If you only have one photo by the time it gets to the HQ queue (because the other's get rejected bad double), then it's at the point it should have been anyway (with one shot uploaded - or in extremely rare cases, 2).
If this shot is rejected for reasons other than double, then it's being treated like any other shot.... just because the partnering shot was rejected prior, only for bad double means little at this point.
There are not many people out there uploading doubles. It's unfortunate that the minority who do may the long task of screening (some screeners are screening 8+ hours daily), far longer than it should be.
If after all the rejections, you beleive your shot has been fixed as per rejection reasons, then feel free to upload with a comment to screeners as to what was done to improve the shot.
(I find it useful to know that you've tried... not simply uploaded a shot for a second chance, in the hope it will hit another screener).
Kindest Regards,
Glenn Stewart
Respected users.... If my replies are useful, then by all means...
Jkw777 From , joined Dec 1969, posts, RR: Reply 9, posted (9 years 3 months 1 week 5 days 2 hours ago) and read 1156 times:
When I uploaded my second AA "nose-on" shot I had forgotten about the original one in the database. Then I realised when it got rejected for baddouble so it was a school boy error/tiredness
I think its for the better we have the baddouble rule. Who wants a database full of sequential shots?!

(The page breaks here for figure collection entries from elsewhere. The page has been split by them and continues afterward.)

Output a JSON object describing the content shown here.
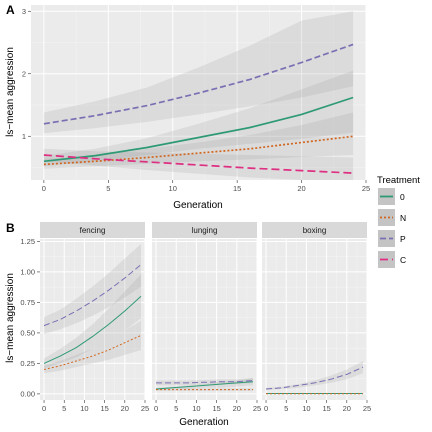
{
  "legend": {
    "title": "Treatment",
    "placement": "right",
    "entries": [
      {
        "label": "0",
        "color": "#2e9a74",
        "dash": "solid"
      },
      {
        "label": "N",
        "color": "#d1661f",
        "dash": "dotted"
      },
      {
        "label": "P",
        "color": "#7a6fb3",
        "dash": "dashed"
      },
      {
        "label": "C",
        "color": "#de2f82",
        "dash": "longdash"
      }
    ]
  },
  "chart_data": [
    {
      "panel": "A",
      "type": "line",
      "xlabel": "Generation",
      "ylabel": "ls−mean aggression",
      "xlim": [
        -1,
        25
      ],
      "ylim": [
        0.3,
        3.1
      ],
      "xticks": [
        0,
        5,
        10,
        15,
        20,
        25
      ],
      "yticks": [
        1,
        2,
        3
      ],
      "grid": true,
      "x": [
        0,
        4,
        8,
        12,
        16,
        20,
        24
      ],
      "series": [
        {
          "name": "0",
          "values": [
            0.6,
            0.69,
            0.82,
            0.98,
            1.14,
            1.35,
            1.62
          ],
          "lower": [
            0.52,
            0.6,
            0.7,
            0.8,
            0.88,
            0.96,
            1.06
          ],
          "upper": [
            0.69,
            0.8,
            0.97,
            1.2,
            1.45,
            1.75,
            2.05
          ]
        },
        {
          "name": "N",
          "values": [
            0.55,
            0.6,
            0.66,
            0.73,
            0.8,
            0.9,
            1.0
          ],
          "lower": [
            0.48,
            0.52,
            0.56,
            0.6,
            0.63,
            0.67,
            0.7
          ],
          "upper": [
            0.63,
            0.7,
            0.8,
            0.9,
            1.02,
            1.18,
            1.38
          ]
        },
        {
          "name": "P",
          "values": [
            1.2,
            1.33,
            1.49,
            1.69,
            1.91,
            2.18,
            2.47
          ],
          "lower": [
            1.05,
            1.13,
            1.23,
            1.35,
            1.48,
            1.62,
            1.8
          ],
          "upper": [
            1.38,
            1.56,
            1.78,
            2.1,
            2.45,
            2.85,
            3.0
          ]
        },
        {
          "name": "C",
          "values": [
            0.7,
            0.64,
            0.59,
            0.54,
            0.49,
            0.45,
            0.41
          ],
          "lower": [
            0.6,
            0.53,
            0.46,
            0.4,
            0.34,
            0.3,
            0.3
          ],
          "upper": [
            0.8,
            0.76,
            0.74,
            0.72,
            0.7,
            0.68,
            0.66
          ]
        }
      ]
    },
    {
      "panel": "B",
      "type": "line",
      "xlabel": "Generation",
      "ylabel": "ls−mean aggression",
      "xlim": [
        -1,
        25
      ],
      "ylim": [
        -0.05,
        1.27
      ],
      "xticks": [
        0,
        5,
        10,
        15,
        20,
        25
      ],
      "yticks": [
        0.0,
        0.25,
        0.5,
        0.75,
        1.0,
        1.25
      ],
      "ytick_labels": [
        "0.00",
        "0.25",
        "0.50",
        "0.75",
        "1.00",
        "1.25"
      ],
      "grid": true,
      "x": [
        0,
        4,
        8,
        12,
        16,
        20,
        24
      ],
      "facets": [
        {
          "name": "fencing",
          "series": [
            {
              "name": "0",
              "values": [
                0.25,
                0.31,
                0.38,
                0.47,
                0.57,
                0.68,
                0.8
              ],
              "lower": [
                0.21,
                0.25,
                0.3,
                0.37,
                0.44,
                0.52,
                0.62
              ],
              "upper": [
                0.29,
                0.37,
                0.46,
                0.57,
                0.7,
                0.84,
                0.98
              ]
            },
            {
              "name": "N",
              "values": [
                0.2,
                0.23,
                0.27,
                0.31,
                0.36,
                0.42,
                0.48
              ],
              "lower": [
                0.17,
                0.19,
                0.22,
                0.25,
                0.28,
                0.32,
                0.36
              ],
              "upper": [
                0.23,
                0.27,
                0.32,
                0.37,
                0.44,
                0.52,
                0.6
              ]
            },
            {
              "name": "P",
              "values": [
                0.56,
                0.61,
                0.68,
                0.76,
                0.85,
                0.95,
                1.06
              ],
              "lower": [
                0.49,
                0.53,
                0.58,
                0.64,
                0.71,
                0.79,
                0.88
              ],
              "upper": [
                0.63,
                0.69,
                0.78,
                0.88,
                0.99,
                1.11,
                1.23
              ]
            }
          ]
        },
        {
          "name": "lunging",
          "series": [
            {
              "name": "0",
              "values": [
                0.04,
                0.05,
                0.06,
                0.07,
                0.08,
                0.09,
                0.1
              ],
              "lower": [
                0.03,
                0.04,
                0.04,
                0.05,
                0.05,
                0.06,
                0.07
              ],
              "upper": [
                0.05,
                0.06,
                0.07,
                0.08,
                0.1,
                0.11,
                0.13
              ]
            },
            {
              "name": "N",
              "values": [
                0.035,
                0.035,
                0.035,
                0.035,
                0.035,
                0.035,
                0.035
              ],
              "lower": [
                0.025,
                0.025,
                0.025,
                0.025,
                0.025,
                0.025,
                0.025
              ],
              "upper": [
                0.045,
                0.045,
                0.045,
                0.045,
                0.045,
                0.045,
                0.045
              ]
            },
            {
              "name": "P",
              "values": [
                0.09,
                0.09,
                0.09,
                0.095,
                0.1,
                0.1,
                0.11
              ],
              "lower": [
                0.07,
                0.07,
                0.07,
                0.075,
                0.08,
                0.08,
                0.09
              ],
              "upper": [
                0.11,
                0.11,
                0.11,
                0.115,
                0.12,
                0.12,
                0.13
              ]
            }
          ]
        },
        {
          "name": "boxing",
          "series": [
            {
              "name": "0",
              "values": [
                0.003,
                0.003,
                0.003,
                0.003,
                0.003,
                0.003,
                0.003
              ],
              "lower": [
                0.002,
                0.002,
                0.002,
                0.002,
                0.002,
                0.002,
                0.002
              ],
              "upper": [
                0.004,
                0.004,
                0.004,
                0.004,
                0.004,
                0.004,
                0.004
              ]
            },
            {
              "name": "N",
              "values": [
                0.002,
                0.002,
                0.002,
                0.002,
                0.002,
                0.002,
                0.002
              ],
              "lower": [
                0.001,
                0.001,
                0.001,
                0.001,
                0.001,
                0.001,
                0.001
              ],
              "upper": [
                0.003,
                0.003,
                0.003,
                0.003,
                0.003,
                0.003,
                0.003
              ]
            },
            {
              "name": "P",
              "values": [
                0.04,
                0.05,
                0.07,
                0.09,
                0.12,
                0.16,
                0.22
              ],
              "lower": [
                0.03,
                0.04,
                0.05,
                0.07,
                0.09,
                0.12,
                0.17
              ],
              "upper": [
                0.05,
                0.06,
                0.08,
                0.11,
                0.15,
                0.2,
                0.27
              ]
            }
          ]
        }
      ]
    }
  ]
}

If you upload both (and sometimes we see 10+ of the "same shot" on the same day by the same photog (not Justin though)!
Pepef From Finland, joined Oct 2002, 440 posts, RR: 10 Reply 10, posted (9 years 3 months 1 week 5 days 1 hour ago) and read 1143 times:
Ok Glenn, that was a good argument. I've uploaded baddoubles, but will refrain from it in the future. I was a bit unclear about the rules though.

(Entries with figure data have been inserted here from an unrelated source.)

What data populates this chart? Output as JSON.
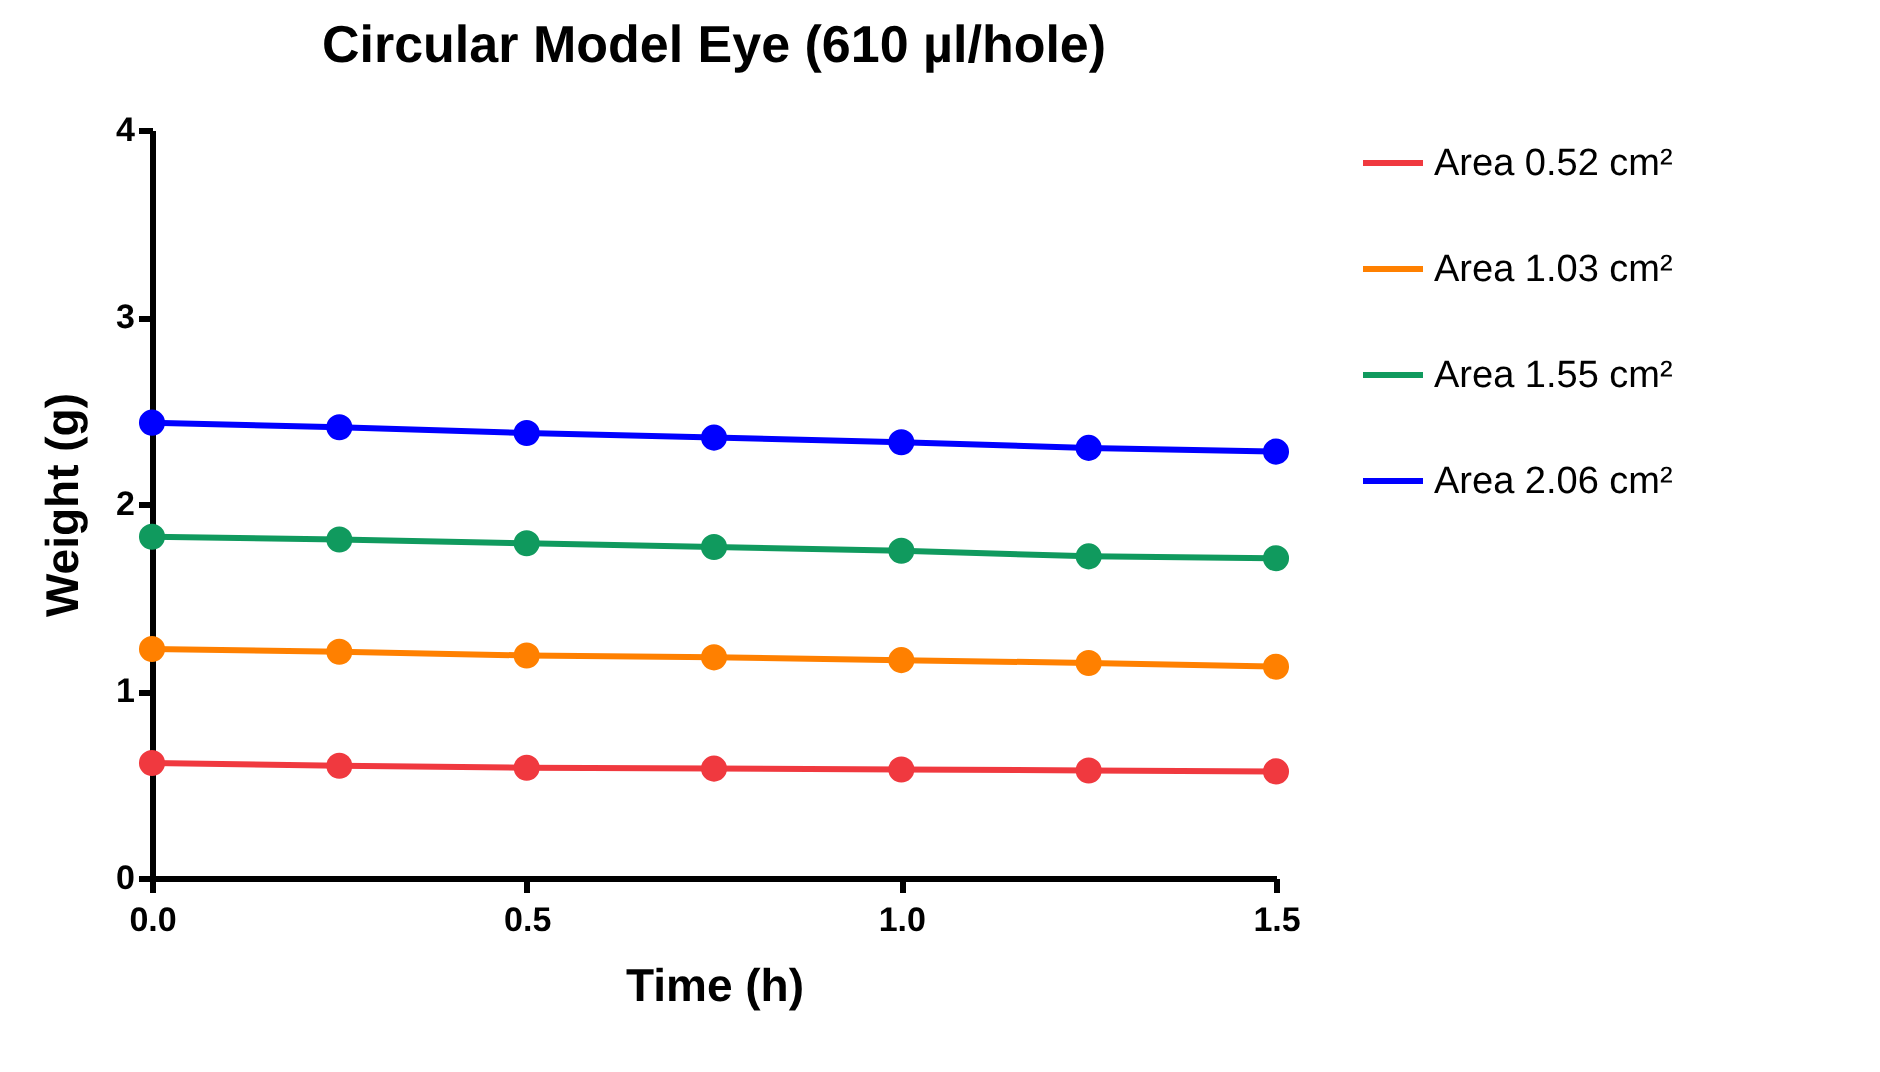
{
  "chart_data": {
    "type": "line",
    "title": "Circular Model Eye (610 µl/hole)",
    "xlabel": "Time (h)",
    "ylabel": "Weight (g)",
    "x": [
      0,
      0.25,
      0.5,
      0.75,
      1.0,
      1.25,
      1.5
    ],
    "series": [
      {
        "name": "Area 0.52 cm²",
        "color": "#f0393f",
        "values": [
          0.615,
          0.6,
          0.59,
          0.585,
          0.58,
          0.575,
          0.57
        ]
      },
      {
        "name": "Area 1.03 cm²",
        "color": "#ff8000",
        "values": [
          1.225,
          1.21,
          1.19,
          1.18,
          1.165,
          1.15,
          1.13
        ]
      },
      {
        "name": "Area 1.55 cm²",
        "color": "#109a5e",
        "values": [
          1.825,
          1.81,
          1.79,
          1.77,
          1.75,
          1.72,
          1.71
        ]
      },
      {
        "name": "Area 2.06 cm²",
        "color": "#0000ff",
        "values": [
          2.435,
          2.41,
          2.38,
          2.355,
          2.33,
          2.3,
          2.28
        ]
      }
    ],
    "xlim": [
      0,
      1.5
    ],
    "xticks": [
      {
        "value": 0,
        "label": "0.0"
      },
      0.5,
      {
        "value": 1,
        "label": "1.0"
      },
      1.5
    ],
    "ylim": [
      0,
      4
    ],
    "yticks": [
      0,
      1,
      2,
      3,
      4
    ],
    "grid": false,
    "legend": "right",
    "marker": "circle",
    "line_style": "solid"
  }
}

One photo was taken in ambient lighting with a view of snowcovered ground out the windows, the other one, using a flash on final. So I didn't realize they were going to be treated as baddoubles. I at least try to self screen, but I'm new to this hobby (18 months) and still learning.
I would have thought that seven (or was it 9) people standing shoulder to shoulder and uploading the same pic of the same plane taken at the same time and place would constitute for a bad-double, but that doesn't seem to be the case.

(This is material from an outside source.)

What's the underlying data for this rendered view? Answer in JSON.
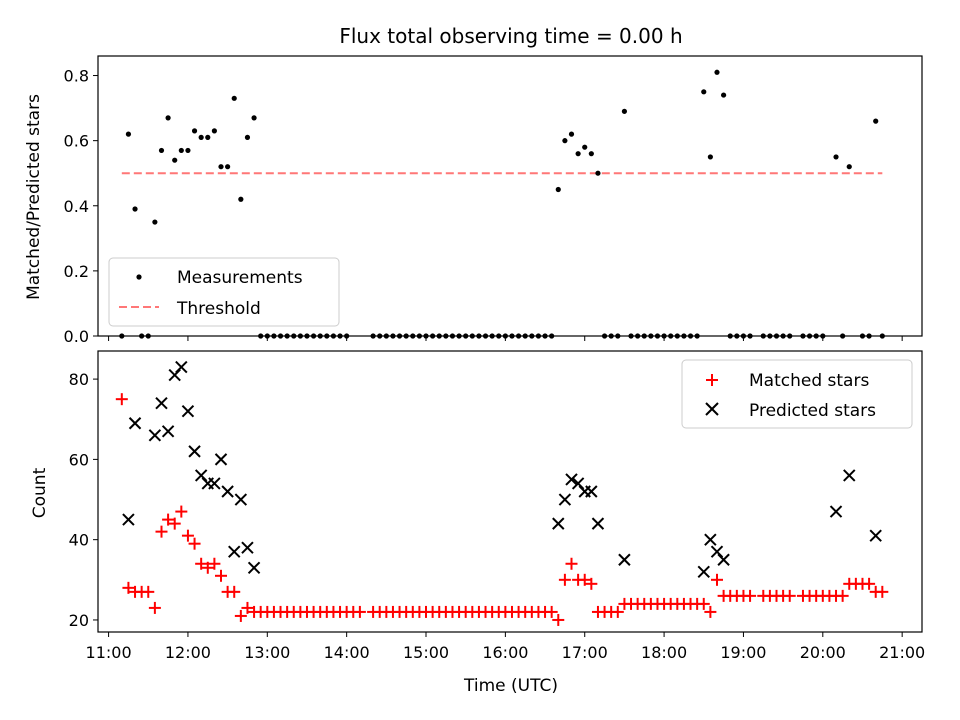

But a photo of a flight deck at snowcovered Helsinki at dawn and 11 hours later in Bangkok with a view of palm trees outside the window is a baddouble.
See, I'm learning.
Just kidding. And the right photo ended up here anyway.
Pepef From Finland, joined Oct 2002, 440 posts, RR: 10 Reply 12, posted (9 years 3 months 1 week 5 days ago) and read 1133 times:
I would, but there is a great chance it wouldn't have been accepted once it was screened after three weeks of waiting, and then I'd have to upload another one, wait another three weeks to see what happens. Maybe after the third try and 9 weeks I might get lucky.
But another reason is, that I really thought that taxiing, climb, cruise, descent, approach, and landing were sufficiently different to be treated as separate phases of flight. I didn't realize people were only interested in the dials and breakers.
I thought dumly that the view outside the window and different lighting conditions might be of interest to someone. Now I know better. I have one picture where everything is crystal clear, except everything outside the window, which is a blur, course we were hit by a jet blast at 50ft. Badscan, badblurry. I self-screened that one.
I don't view myself as God's Gift to Aviation Photography. The screening times have just been frustratingly long. I'm glad you people have noticed it too and have done something about it. I'm perfectly willing to only upload one shot, see what happens and after that upload another one, providing the waiting times are days, not weeks.